Краска облупилась, витрины треснули, одни совсем заколочены досками, в других сохранились еще засиженные мухами остатки товара; некоторые заклеены декретами; стекла витрин потускнели, все покрыто двухлетним слоем пыли. Это мертвые магазины. Они никогда не откроются вновь.
Сейчас, когда идет отчаянная борьба за общественный контроль над распределением продуктов и за то, чтобы лишить спекулянтов возможности фантастически взвинчивать цены на остатки продовольствия, все большие рынки Петрограда также закрыты. Прогуливаться по улицам при закрытых магазинах кажется совершенно нелепым занятием. Здесь никто больше не «прогуливается». Для нас современный город, в сущности, — лишь длинные ряды магазинов, ресторанов и тому подобного. Закройте их, и улица потеряет всякий смысл. Люди торопливо пробегают мимо; улицы стали гораздо пустыннее по сравнению с тем, что осталось у меня в памяти с 1914 года. Трамваи все еще ходят до шести часов вечера; они всегда битком набиты. Это единственный вид транспорта для простых людей, оставшихся в городе, унаследованный от капитализма. Во время нашего пребывания в Петрограде был введен бесплатный проезд. До этого билет стоил два или три рубля — сотая часть стоимости одного яйца. Но отмена платы мало что изменила для тех, кто возвращается с работы в часы вечерней давки. При посадке в трамвай — толкучка; если не удается втиснуться внутрь, висят снаружи. В часы «пик» вагоны обвешаны гроздьями людей, которым, кажется, уже не за что держаться. Многие из них срываются и попадают под вагон. Мы видели толпу, собравшуюся вокруг ребенка, перерезанного трамваем; двое из наших хороших знакомых в Петрограде сломали ноги, упав с трамвая.

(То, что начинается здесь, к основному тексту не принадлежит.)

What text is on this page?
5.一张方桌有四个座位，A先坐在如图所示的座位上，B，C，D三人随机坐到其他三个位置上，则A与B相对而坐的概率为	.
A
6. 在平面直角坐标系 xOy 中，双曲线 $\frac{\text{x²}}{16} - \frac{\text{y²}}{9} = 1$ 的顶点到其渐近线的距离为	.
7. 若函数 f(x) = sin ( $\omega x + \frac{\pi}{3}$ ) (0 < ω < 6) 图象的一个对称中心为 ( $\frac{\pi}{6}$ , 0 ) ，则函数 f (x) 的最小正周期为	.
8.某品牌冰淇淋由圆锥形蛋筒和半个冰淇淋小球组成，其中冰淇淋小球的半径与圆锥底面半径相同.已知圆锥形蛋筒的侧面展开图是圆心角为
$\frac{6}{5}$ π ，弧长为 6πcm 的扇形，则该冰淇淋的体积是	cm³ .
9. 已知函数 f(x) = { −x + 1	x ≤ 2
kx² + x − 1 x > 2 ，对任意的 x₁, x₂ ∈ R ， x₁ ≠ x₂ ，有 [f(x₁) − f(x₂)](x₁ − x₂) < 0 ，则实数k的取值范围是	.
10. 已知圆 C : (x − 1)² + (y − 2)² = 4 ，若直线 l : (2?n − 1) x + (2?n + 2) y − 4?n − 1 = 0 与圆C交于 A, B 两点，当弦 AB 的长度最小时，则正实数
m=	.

Столкнувшись с нехваткой почти всех предметов потребления, вызванной отчасти напряжением военного времени — Россия непрерывно воюет уже шесть лет, — отчасти общим развалом социальной структуры и отчасти блокадой, при полном расстройстве денежного обращения, большевики нашли единственный способ спасти городское население от тисков спекуляции и голодной смерти и, в отчаянной борьбе за остатки продовольствия и предметов первой необходимости, ввели пайковую систему распределения продуктов и своего рода коллективный контроль.
Советское правительство ввело эту систему, исходя из своих принципов, но любое правительство в России вынуждено было бы сейчас прибегнуть к этому. Если бы война на Западе длилась и поныне, в Лондоне распределялись бы по карточкам и ордерам продукты, одежда и жилье. Но в России это пришлось делать на основе не поддающегося контролю крестьянского хозяйства и с населением недисциплинированным по природе и не привыкшим себя ограничивать. Борьба поэтому неизбежно жестока».
Спустя много лет, в своей книге «Жили-были» Шкловский напишет про дом Горького: «В доме всегда было много самого разнообразного народа.
Приезжал спокойный, белокурый, сильный, умный, пытающийся ни на что не удивляться Уэллс с молодым сыном-химиком. Он разговаривал с Горьким через Марию Игнатьевну — переводчицу — и по мере разговора становился всё серьёзнее, печальнее и взволнованнее, всё более удивляясь».
Вот во что трансформировался равнодушный и краснорожий английский гость. Так всегда бывает с воспоминаниями. И про это написан японским писателем Акутагавой Рюноскэ рассказ «В чаще», который говорит нам, что верить можно всем, потому что никто не скажет точной правды.
Но есть ещё один сюжетный ход в этой истории.
На этом же пиру был и Александр Грин, и об этом написал Михаил Слонимский: «Показательно краткое выступление Грина на банкете литераторов в честь приехавшего к нам в двадцатом году Уэллса. Его речь резко отличалась от ряда произнесенных на этом банкете речей, в которых было немало пошлого, глупого и враждебного Советской власти. Грин держался еще более чопорно, чем всегда. Он приветствовал Уэллса как художника. И он напомнил присутствовавшим рассказ Уэллса «Остров эпиорниса» — о том, как выкинутый на пустынный остров человек нашел там яйцо неизвестной птицы, положил его на солнечный припек, согрел и вырастил необыкновенное существо, от которого ему пришлось спасаться, ибо это его детище стремилось убить его.
В человеке, вырастившем необычайную птицу, Грин усмотрел художника, в птице, гоняющейся за ним, — плод его художественного воображения, мечту его. Эта мечта, по Грину, была способна убить ее носителя. Уже одно это неожиданное истолкование рассказа Уэллса показывало, как относился к творчеству художник-фантаст Александр Грин. Искусство казалось Грину подчас недобрым, злым, способным убить человека.